Since Perion has a foothold in each market, its customers can shift advertising dollars from one basket to another without leaving the platform. This is one reason Perion’s growth is accelerating. Its sales grew 40% year over year in the first quarter of 2022 versus 36% over the prior year in Q1 2021.
Perion is GAAP profitable and undervalued
Perion separates itself from many growth stocks because it is GAAP (generally accepted accounting principles) profitable and has been for years. As seen below, net income and earnings per share (EPS) made a big jump in 2021.
Perion is also conservative when it comes to managing its assets.

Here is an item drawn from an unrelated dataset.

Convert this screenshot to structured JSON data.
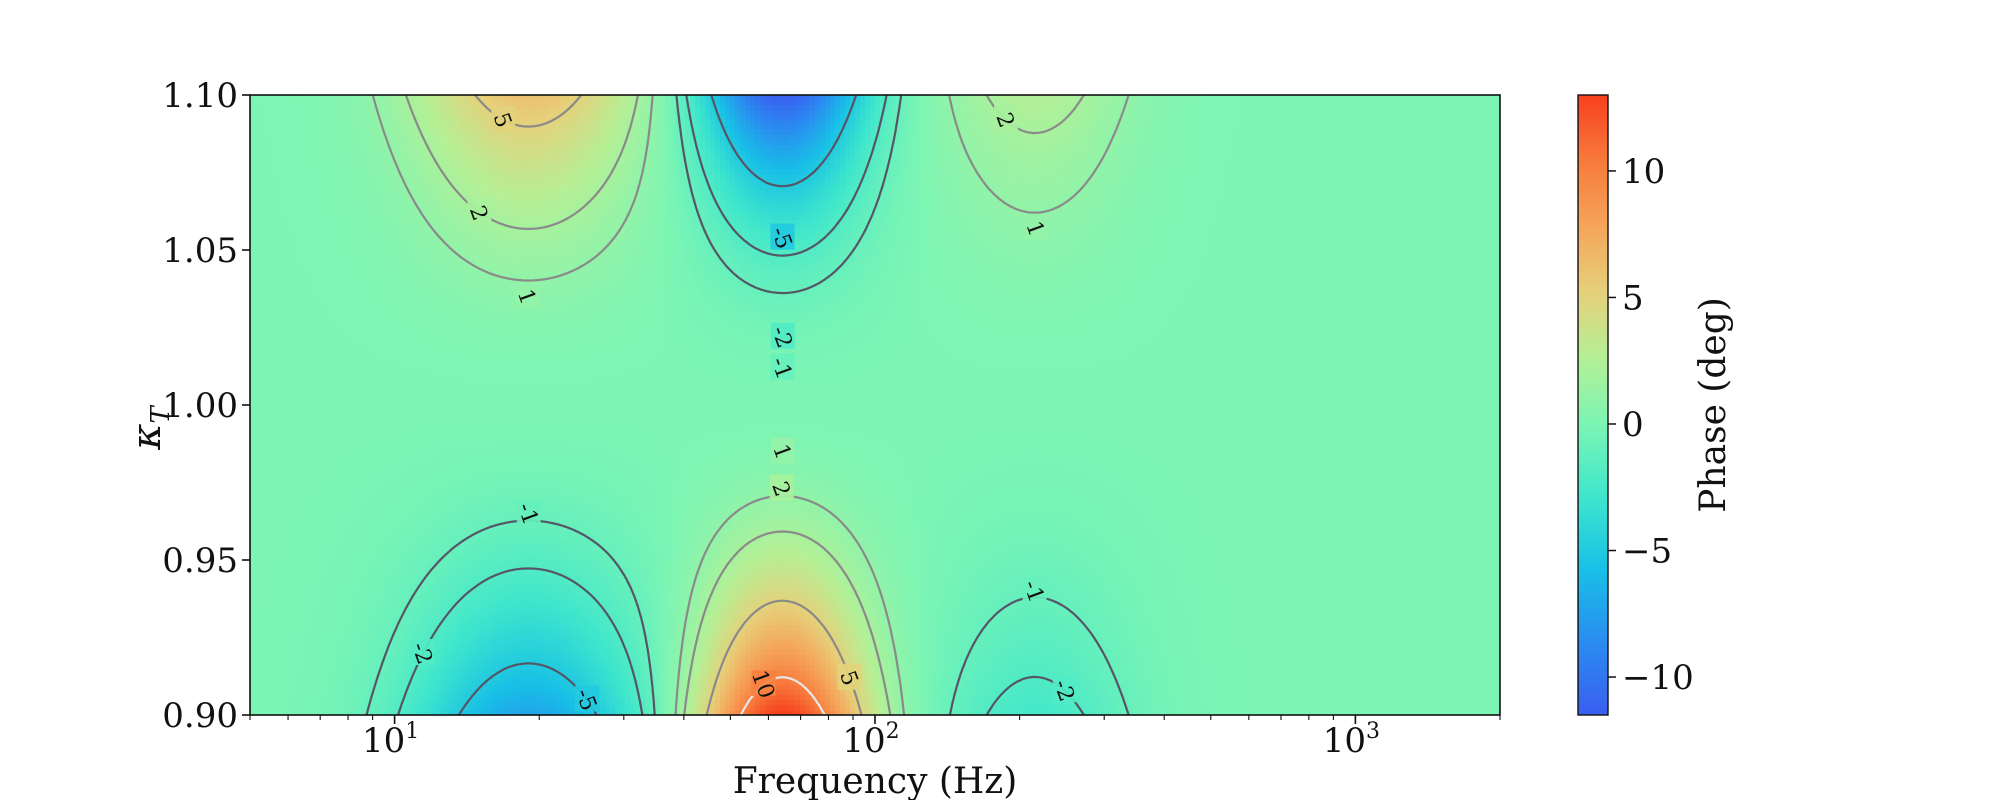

The company has $437 million in current assets and just $163 million in current liabilities as of Q1 2022. Perion has made several strategic acquisitions over the years, such as the recent addition of Vidazoo, and the strong balance sheet will allow this to continue.
Perion’s stock hasn’t garnered a premium valuation. This may be the result of risks associated with being a small fish in a big pond, or perhaps because the company is relatively unknown. In any event, the price-to-earnings (P/E) ratio is under 15 and attractive when placed next to other digital ad-tech stocks, as shown below.
The stock made a significant move up in late 2020, going from well under $10 per share to the $20 per share range, near where it sits today. If management can continue the company’s impressive performance and weather a likely upcoming economic slowdown, this stock could be ready to take another significant leg up.